Ulisse: un racconto inedito stravagante
Racconto inedito “Ulisse”, scritto da: Alessia Pellegrini.
E’ vietata la riproduzione.
ULISSE
Non lo avevano sentito arrivare, e si stupirono che non avesse suonato come tutti, prima di salire.
Chissà come aveva fatto ad eludere lo scuro portone del palazzo. Se la cavava sempre, forse grazie a delle insospettabili doti escatologiche. Forse perché il portone era talmente vecchio e scuro che non ci voleva poi molto, a forzarlo.
Adesso era lì davanti a loro, con una di quelle espressioni sue, un po’stranite e aggressive, piene di pensieri insondabili. Con quegli occhi che non erano occhi da uomo, di quelli comuni che si indossano oggigiorno o ci si tatuano addosso. Erano più occhi da bambola, da orsacchiotto di pezza coi bottoni cuciti sopra. E ti squadravano con lo stesso sguardo di pezza, di pazzo.
Volevano quasi chiederglielo: ma cos’hai sempre da guardare come se volessi farci fuori tutti? Cioè, dirgli: come fai ogni volta ad oltrepassare il portone scuro del palazzo senza suonare? Una volta glielo avevano domandato. Tutte le parole lì, tangibili ed evidenti, nella calura del terzo piano d’agosto, così dense che potevi toccarle. Trasudavano grasso come se fossero poco allenate. Lui lì che guardava con quegli irrealistici occhi. Di colpo il caldo tanto intenso si era trasformato in brividi di nervosismo che avevano percorso i loro corpi in fila, sdraiati un po’dove capitava, come un accordo disarmonico stride in ogni strumento perfettamente al passo, nella sinfonia. Stride con tanta singolare e sfacciata tracotanza, da far sembrare anzi stonati tutti gli altri strumenti sani.

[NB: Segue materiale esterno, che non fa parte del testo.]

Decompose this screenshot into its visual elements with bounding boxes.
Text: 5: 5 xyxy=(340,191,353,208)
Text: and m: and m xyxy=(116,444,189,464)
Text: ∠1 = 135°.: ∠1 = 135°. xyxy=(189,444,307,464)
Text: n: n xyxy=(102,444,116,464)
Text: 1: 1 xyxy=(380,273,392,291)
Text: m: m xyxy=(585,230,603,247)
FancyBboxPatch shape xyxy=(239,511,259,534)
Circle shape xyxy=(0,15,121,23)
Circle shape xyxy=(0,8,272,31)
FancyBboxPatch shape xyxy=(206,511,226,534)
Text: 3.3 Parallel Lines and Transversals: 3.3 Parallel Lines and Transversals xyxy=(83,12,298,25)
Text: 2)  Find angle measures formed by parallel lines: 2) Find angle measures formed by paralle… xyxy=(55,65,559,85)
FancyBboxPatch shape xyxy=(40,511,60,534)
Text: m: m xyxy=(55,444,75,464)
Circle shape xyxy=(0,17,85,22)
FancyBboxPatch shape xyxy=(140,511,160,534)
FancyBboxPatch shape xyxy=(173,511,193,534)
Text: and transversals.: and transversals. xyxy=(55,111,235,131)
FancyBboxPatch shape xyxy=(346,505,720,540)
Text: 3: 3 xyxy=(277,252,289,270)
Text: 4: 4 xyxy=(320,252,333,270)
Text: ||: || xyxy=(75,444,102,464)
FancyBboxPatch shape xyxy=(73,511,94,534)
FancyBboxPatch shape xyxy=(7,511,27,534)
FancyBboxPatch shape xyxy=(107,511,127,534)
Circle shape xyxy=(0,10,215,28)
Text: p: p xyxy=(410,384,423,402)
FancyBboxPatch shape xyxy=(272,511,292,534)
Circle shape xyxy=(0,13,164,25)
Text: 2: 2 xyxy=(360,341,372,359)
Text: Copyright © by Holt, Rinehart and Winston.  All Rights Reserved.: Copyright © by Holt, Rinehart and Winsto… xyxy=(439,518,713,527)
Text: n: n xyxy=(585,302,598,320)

Decisero di lasciar perdere,o forse lui glielo disse e tutti ci risero su tranquillamente, pensando che si erano immaginati chissà che e invece era un trucco così semplice. E adesso non se ne ricordavano.
Da quegli occhi saettanti si intuiva che gli era venuto in mente qualcosa. Gli era venuto questo pensiero improvviso,folgorante come un’illuminazione epifanica. Osservava il vuoto davanti a sé, davanti a un tomo di Diritto aperto, o con le mani giunte come in preghiera laica, nel tentativo di immortalare qualche insetto fugace, nello scatto fulmineo di una cavalletta. Il tempo che quel crocchiante corpicino verde si librasse in volo, con il concorrere sofferente di tutte le sue zampe oblunghe e il peso delle ossa rattrappite, la paura dell’atterraggio imprevedibile a stento ripagata dall’ebbrezza dello slancio… Il pensiero gli era atterrato nella mente, come una cavalletta fragrante. I suoi denti ne avevano triturato le parti vitali per spremerne un succo rivelatore. Ci doveva essere qualche significato, sotto la scorza verde giallognola. Dentro gli occhietti simili a chicchi di pepe nero, sparpagliati ora in mille granelli. Un venticello mite che li smuoveva sul suo palmo. Erano i filamenti dei fiori che si sfaldano con un soffio, proprio loro, e non briciole d’occhi di cavalletta-pensiero. Però il pensiero c’era tutto, verde e rigoglioso. Germoglio che ostentava la sua eleganza profondendosi in gemiti di languore. Ecco quando era giunto. Mentre faceva l’amore. Mentre Penelope ricercava le sue braccia con le labbra-boccioli. Era così semplicemente bello, per lui, che non poteva fare a meno di distrarsi. Pensava a tante di quelle cose che ci si sarebbe potuto fare un libro, un film, una tesi. E alla tesi avrebbe dovuto pensare, e non alle labbra di Penelope. A che cosa serviva poi, immaginarla? Figurarsi che fosse lì a naufragare sopra il suo corpo, chino invece sul tomo di Diritto? O vederla tra le sue mani giunte, in preghiera laica, per uno scatto artistico di qualche amico insetto. Scatto di cavalletta fragrante che sparpagliava semi di garofano al vento. Sul palmo i neri detriti di pepe nero, bianchi come granelli di zucchero,fini. L’accesso sottile a ogni desiderio lontano. Granelli che erano il sogno d’avvocato, Penelope, il portone scuro che si apriva davanti senza aver interpellato il citofono. Lui che saliva le scale e si trovava davanti tutti loro, curiosi e spaventati. A loro doveva dirlo. Rivelare quel pensiero improvviso, folgorante come un’illuminazione epifanica.